A word of caution: cp.bootstrapper directly affects platform internals. We're making rounds and documenting relevant variables. Some caution should be exercised. Refer to the Bootstrapper source to corroborate specific role settings and behaviors. Values surrounded by "{{" and "}}" are Jinja templates whose value is dependent ultimately upon another variable or a transformation of one or more values. It's part of Ansible, if you're curious. Changes made will be reflected into /root/apnscp-vars-runtime.yml, coercing type as needed.

Scopes of interest

  • apache.php-multi: manages native multiPHP builds. "native" packages are built from source and provide best performance. "package" utilize Remi builds, which are easier to manage for exotic extensions but have a 10% performance hit.
  • apache.evasive: tunes a variety of Evasive settings
  • mail.smart-host: smart host (mandatory next-hop SMTP relay)
  • cp.update-policy: configure panel update behavior. "edge" applies all commits, "major" applies only signed releases.
  • cp.update-schedule: run updates during a specific time of day rather than at night with crons.
  • cron.start-range: determine when crons (periodic maintenance tasks) should run. By default it's 3-4 AM local server time.
  • system.timezone: change system timezone
  • system.sshd-port: change SSH port
  • mail.spam-filter: switch between SpamAssassin and rspamd for filtering

Adding new Scopes

Additional Scopes may be latched on at boot using the bootloader of ApisCP. Inside config/custom, create a file named boot.php if it does not exist already. We'll need to register two things, one an autoload path and second, the actual Scope association.

cd /usr/local/apnscp
./artisan make:scope system hello-world

And in config/custom/boot.php:

<?php
apnscpFunctionInterceptor::register(
	\Opcenter\Admin\Settings\System\HelloWorld::class,
	'config/custom/scopes/Opcenter/Admin/Settings/System/HelloWorld.php'
);
\Opcenter\Admin\Settings\Setting::register(\Opcenter\Admin\Settings\System\HelloWorld::class);

In the above, we're creating a class mapping for system.hello-world to config/custom/scopes/Opcenter/Admin/Settings/System/HelloWorld.php. The Scope could just as easily be located in config/custom/scopes/system/hello-world.php.

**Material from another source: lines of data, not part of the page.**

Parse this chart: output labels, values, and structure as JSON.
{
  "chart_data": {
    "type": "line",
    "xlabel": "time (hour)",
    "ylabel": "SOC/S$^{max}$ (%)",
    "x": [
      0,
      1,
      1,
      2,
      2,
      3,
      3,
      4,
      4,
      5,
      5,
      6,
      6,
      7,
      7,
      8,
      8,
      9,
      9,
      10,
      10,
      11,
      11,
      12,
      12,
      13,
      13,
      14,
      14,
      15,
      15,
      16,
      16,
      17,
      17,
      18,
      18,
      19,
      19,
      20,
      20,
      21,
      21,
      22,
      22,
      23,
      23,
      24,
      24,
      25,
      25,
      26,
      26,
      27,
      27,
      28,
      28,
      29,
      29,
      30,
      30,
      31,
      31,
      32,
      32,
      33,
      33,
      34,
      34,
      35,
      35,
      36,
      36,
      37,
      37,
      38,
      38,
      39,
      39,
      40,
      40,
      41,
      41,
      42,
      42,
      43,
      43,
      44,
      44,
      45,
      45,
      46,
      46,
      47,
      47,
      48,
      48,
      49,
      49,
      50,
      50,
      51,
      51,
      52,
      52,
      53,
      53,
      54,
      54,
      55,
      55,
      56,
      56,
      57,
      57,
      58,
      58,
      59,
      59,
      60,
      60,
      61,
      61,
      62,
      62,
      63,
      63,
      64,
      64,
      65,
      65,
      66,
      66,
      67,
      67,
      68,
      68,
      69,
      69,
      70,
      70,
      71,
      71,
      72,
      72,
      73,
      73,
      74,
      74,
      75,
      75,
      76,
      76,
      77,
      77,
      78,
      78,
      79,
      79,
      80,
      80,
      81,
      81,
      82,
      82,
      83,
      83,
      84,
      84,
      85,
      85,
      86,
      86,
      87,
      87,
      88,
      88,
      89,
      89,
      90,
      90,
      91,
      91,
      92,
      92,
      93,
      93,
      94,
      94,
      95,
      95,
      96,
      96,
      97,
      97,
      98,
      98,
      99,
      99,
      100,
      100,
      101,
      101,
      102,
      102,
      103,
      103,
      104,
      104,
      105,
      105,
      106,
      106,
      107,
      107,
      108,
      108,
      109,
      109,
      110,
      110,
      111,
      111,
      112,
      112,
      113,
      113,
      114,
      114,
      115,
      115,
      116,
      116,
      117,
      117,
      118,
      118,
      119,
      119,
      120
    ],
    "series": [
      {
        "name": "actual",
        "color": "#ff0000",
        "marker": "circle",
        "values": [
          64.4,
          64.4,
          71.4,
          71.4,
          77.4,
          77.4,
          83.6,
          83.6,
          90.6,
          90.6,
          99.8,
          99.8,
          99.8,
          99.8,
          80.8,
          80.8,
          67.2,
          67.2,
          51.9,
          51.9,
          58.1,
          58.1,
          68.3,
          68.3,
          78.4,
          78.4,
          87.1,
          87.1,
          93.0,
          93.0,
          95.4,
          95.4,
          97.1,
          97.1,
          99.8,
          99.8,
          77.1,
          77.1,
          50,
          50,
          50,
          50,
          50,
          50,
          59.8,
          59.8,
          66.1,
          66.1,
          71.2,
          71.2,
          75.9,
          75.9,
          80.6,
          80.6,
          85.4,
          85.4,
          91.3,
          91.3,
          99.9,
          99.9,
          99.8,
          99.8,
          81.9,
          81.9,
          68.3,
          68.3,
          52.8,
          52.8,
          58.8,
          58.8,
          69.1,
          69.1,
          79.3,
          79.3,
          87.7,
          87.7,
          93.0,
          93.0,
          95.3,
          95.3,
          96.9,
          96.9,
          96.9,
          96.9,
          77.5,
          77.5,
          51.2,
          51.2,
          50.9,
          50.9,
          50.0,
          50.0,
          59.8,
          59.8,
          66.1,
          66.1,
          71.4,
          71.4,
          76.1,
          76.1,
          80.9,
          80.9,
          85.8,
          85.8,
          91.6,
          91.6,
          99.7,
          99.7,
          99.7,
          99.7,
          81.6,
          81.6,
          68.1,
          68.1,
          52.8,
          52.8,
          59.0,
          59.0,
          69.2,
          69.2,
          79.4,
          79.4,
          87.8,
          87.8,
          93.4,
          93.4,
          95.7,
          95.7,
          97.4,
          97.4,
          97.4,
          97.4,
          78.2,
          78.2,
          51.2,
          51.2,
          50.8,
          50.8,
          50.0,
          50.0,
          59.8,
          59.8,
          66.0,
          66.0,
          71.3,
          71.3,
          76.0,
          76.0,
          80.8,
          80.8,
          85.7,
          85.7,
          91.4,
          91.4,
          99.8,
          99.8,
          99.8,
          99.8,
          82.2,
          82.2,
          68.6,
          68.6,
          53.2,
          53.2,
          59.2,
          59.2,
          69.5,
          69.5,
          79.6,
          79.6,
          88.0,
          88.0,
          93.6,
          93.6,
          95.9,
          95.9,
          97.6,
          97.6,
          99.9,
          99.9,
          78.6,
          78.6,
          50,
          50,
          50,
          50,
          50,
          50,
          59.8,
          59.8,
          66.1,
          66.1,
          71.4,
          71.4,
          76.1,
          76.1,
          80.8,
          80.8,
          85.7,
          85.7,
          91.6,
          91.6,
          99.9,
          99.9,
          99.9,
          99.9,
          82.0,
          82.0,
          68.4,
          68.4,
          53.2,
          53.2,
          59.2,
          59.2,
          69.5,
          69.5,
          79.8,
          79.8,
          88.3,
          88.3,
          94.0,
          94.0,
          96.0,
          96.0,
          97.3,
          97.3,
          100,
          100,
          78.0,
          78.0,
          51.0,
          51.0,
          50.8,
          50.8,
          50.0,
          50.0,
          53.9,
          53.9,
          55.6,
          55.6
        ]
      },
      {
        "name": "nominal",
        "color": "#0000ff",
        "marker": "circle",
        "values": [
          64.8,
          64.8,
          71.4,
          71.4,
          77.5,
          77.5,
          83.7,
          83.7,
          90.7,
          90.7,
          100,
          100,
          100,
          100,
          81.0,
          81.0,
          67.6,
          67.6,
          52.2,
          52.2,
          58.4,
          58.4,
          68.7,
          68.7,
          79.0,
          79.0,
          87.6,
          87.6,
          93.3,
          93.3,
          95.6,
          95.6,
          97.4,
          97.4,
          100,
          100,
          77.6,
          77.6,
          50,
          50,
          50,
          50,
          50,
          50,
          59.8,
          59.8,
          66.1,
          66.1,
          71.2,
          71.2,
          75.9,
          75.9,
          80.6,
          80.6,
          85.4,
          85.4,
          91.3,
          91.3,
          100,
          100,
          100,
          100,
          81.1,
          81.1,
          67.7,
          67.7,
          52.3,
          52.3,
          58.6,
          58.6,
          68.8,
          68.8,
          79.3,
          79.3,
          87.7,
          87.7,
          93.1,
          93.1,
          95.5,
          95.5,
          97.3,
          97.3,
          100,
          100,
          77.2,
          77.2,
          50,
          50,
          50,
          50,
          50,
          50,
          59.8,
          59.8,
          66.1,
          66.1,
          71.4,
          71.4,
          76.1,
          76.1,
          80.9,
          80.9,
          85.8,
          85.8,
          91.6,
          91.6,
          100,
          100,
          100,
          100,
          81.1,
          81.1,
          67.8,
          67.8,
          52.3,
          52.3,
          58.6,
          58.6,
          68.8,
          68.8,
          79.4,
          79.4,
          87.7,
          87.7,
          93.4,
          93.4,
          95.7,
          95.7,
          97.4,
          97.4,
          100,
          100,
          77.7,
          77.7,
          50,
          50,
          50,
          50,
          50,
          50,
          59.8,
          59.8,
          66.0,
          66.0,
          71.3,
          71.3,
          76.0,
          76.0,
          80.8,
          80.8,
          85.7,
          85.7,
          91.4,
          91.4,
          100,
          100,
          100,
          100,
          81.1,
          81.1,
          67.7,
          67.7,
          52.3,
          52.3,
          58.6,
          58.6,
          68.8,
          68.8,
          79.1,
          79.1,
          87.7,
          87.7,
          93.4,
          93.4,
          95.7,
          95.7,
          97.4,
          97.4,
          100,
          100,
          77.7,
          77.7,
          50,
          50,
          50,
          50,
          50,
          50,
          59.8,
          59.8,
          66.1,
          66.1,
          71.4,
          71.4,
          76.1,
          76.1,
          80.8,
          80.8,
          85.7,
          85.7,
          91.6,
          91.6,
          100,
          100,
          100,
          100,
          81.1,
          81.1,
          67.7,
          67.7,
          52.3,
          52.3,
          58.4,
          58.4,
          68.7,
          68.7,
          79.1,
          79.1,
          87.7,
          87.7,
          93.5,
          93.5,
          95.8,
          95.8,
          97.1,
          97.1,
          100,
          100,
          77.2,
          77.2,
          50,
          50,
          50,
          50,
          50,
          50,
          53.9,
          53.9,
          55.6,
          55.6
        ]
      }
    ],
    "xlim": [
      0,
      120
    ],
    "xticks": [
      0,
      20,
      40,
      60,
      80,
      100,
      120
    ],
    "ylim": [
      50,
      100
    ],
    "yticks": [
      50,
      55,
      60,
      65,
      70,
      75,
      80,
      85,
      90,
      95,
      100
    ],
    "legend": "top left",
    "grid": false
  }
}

Now edit the scope in config/custom/scopes/Opcenter/Admin/Settings/System/HelloWorld.php:

<?php declare(strict_types=1);

	namespace Opcenter\Admin\Settings\System;

	use Opcenter\Admin\Settings\SettingsInterface;

	class HelloWorld implements SettingsInterface
	{
		public function set($val): bool
		{
			return error("Nothing to see here");
		}

		public function get()
		{
			return microtime(true);
		}

		public function getHelp(): string
		{
			return 'Dummy command example';
		}

		public function getValues()
		{
			return 'mixed';
		}

		public function getDefault()
		{
			return true;
		}

	}

Then run it!

Happy Scoping! Bootstrapper can be invoked using \Opcenter\Admin\Bootstrapper::run($role1,$role2, ['var' => 'val', 'var2' => 'val2']); semantics. See lib/Opcenter/Admin/Settings for sample Scopes.